Date: August 7, 2015
 
/s/ Clayton E. Killinger
Clayton E. Killinger
Executive Vice President and Chief Financial Officer




CAPL Q2-15 Exhibit 32.1


Exhibit 32.1
CERTIFICATION PURSUANT TO
18 U.S.C. SECTION 1350,
AS ADOPTED PURSUANT TO
SECTION 906 OF THE SARBANES-OXLEY ACT OF 2002
In connection with this Quarterly Report on Form 10-Q of CrossAmerica Partners LP (the “Partnership”) for the quarter ended June 30, 2015, as filed with the Securities and Exchange Commission on the date hereof (the “Report”), I, Joseph V. Topper, Jr., Chief Executive Officer of CrossAmerica GP LLC, the General Partner of the Partnership, certify, pursuant to 18 U.S.C. § 1350, as adopted pursuant to § 906 of the Sarbanes-Oxley Act of 2002 that, to my knowledge:
(1)
The Report fully complies with the requirements of Section 13(a) or 15(d) of the Securities Exchange Act of 1934, as amended; and
(2)
The information contained in the Report fairly presents, in all material respects, the financial condition and results of operations of the Partnership.
Date: August 7, 2015

 
/s/ Joseph V. Topper, Jr. 
Joseph V. Topper, Jr.
Chief Executive Officer
CrossAmerica GP LLC
(as General Partner of CrossAmerica Partners LP)

This certification accompanies the Report pursuant to Section 906 of the Sarbanes-Oxley Act of 2002 and shall not, except to the extent required by the Sarbanes-Oxley Act of 2002, be deemed filed by the Company for purposes of §18 of the Securities Exchange Act of 1964, as amended.
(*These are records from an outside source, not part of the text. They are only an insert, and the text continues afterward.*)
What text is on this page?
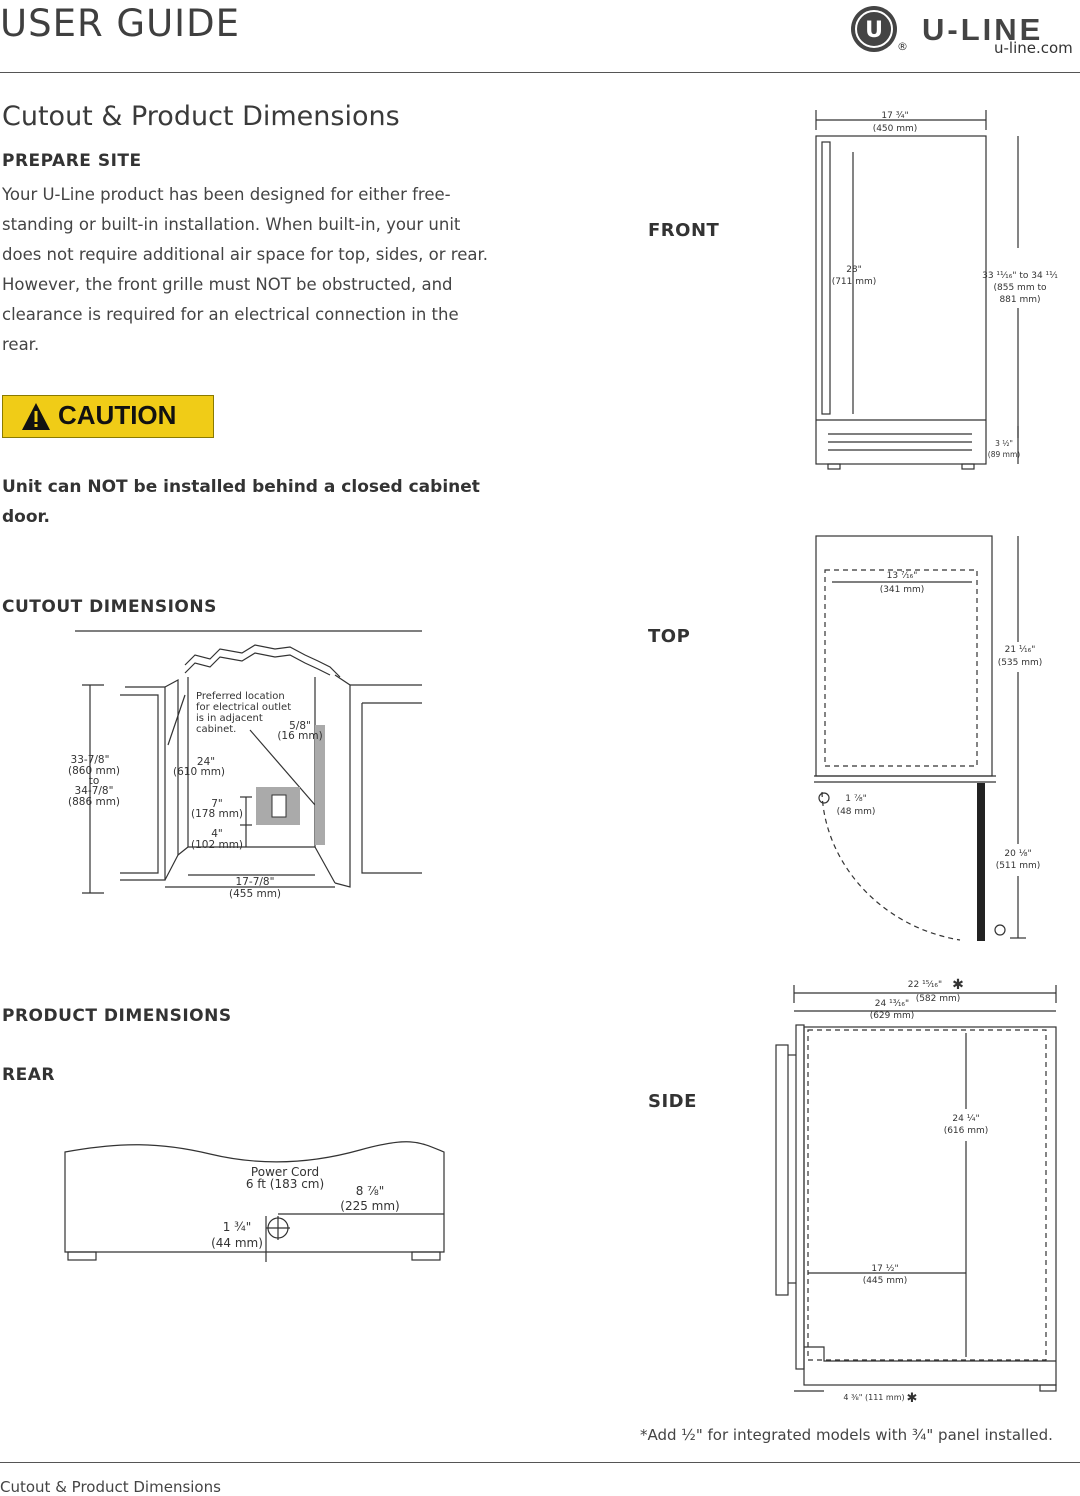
USER GUIDE	U
® U-LINE
u-line.com
Cutout & Product Dimensions
PREPARE SITE
Your U-Line product has been designed for either free-standing or built-in installation. When built-in, your unit does not require additional air space for top, sides, or rear. However, the front grille must NOT be obstructed, and clearance is required for an electrical connection in the rear.
CAUTION
Unit can NOT be installed behind a closed cabinet door.
CUTOUT DIMENSIONS
33-7/8"
(860 mm)
to
34-7/8"
(886 mm)
Preferred location
for electrical outlet
is in adjacent
cabinet.	5/8"
(16 mm)
24"
(610 mm)
7"
(178 mm)
4"
(102 mm)
17-7/8"
(455 mm)
PRODUCT DIMENSIONS
REAR
Power Cord
6 ft (183 cm)	8 ⅞"
(225 mm)
1 ¾"
(44 mm)
FRONT
TOP
SIDE
17 ¾"
(450 mm)
28"
(711 mm)
33 ¹¹⁄₁₆" to 34 ¹¹⁄₁
(855 mm to
881 mm)
3 ½"
(89 mm)
13 ⁷⁄₁₆"
(341 mm)
21 ¹⁄₁₆"
(535 mm)
1 ⅞"
(48 mm)
20 ⅛"
(511 mm)
22 ¹⁵⁄₁₆" ✱
(582 mm)
24 ¹³⁄₁₆"
(629 mm)
24 ¼"
(616 mm)
17 ½"
(445 mm)
4 ⅜" (111 mm) ✱
*Add ½" for integrated models with ¾" panel installed.
Cutout & Product Dimensions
A signed original of this written statement required by Section 906 has been provided to the Company and will be retained by the Company and furnished to the Securities and Exchange Commission or its staff upon request.




CAPL Q2-15 Exhibit 32.2


 Exhibit 32.2
CERTIFICATION PURSUANT TO
18 U.S.C. SECTION 1350,
AS ADOPTED PURSUANT TO
SECTION 906 OF THE SARBANES-OXLEY ACT OF 2002
In connection with this Quarterly Report on Form 10-Q of CrossAmerica Partners LP (the “Partnership”) for the quarter ended June 30, 2015, as filed with the Securities and Exchange Commission on the date hereof (the “Report”), I, Clayton E. Killinger, Executive Vice President and Chief Financial Officer of CrossAmerica GP LLC, the General Partner of the Partnership, certify, pursuant to 18 U.S.C. § 1350, as adopted pursuant to § 906 of the Sarbanes-Oxley Act of 2002 that, to my knowledge:
(1)
The Report fully complies with the requirements of Section 13(a) or 15(d) of the Securities Exchange Act of 1934, as amended; and
(2)
The information contained in the Report fairly presents, in all material respects, the financial condition and results of operations of the Partnership.
Date: August 7, 2015
 
/s/ Clayton E. Killinger
Clayton E. Killinger
Executive Vice President and Chief Financial Officer


This certification accompanies the Report pursuant to Section 906 of the Sarbanes-Oxley Act of 2002 and shall not, except to the extent required by the Sarbanes-Oxley Act of 2002, be deemed filed by the Company for purposes of §18 of the Securities Exchange Act of 1964, as amended.

A signed original of this written statement required by Section 906 has been provided to the Company and will be retained by the Company and furnished to the Securities and Exchange Commission or its staff upon request.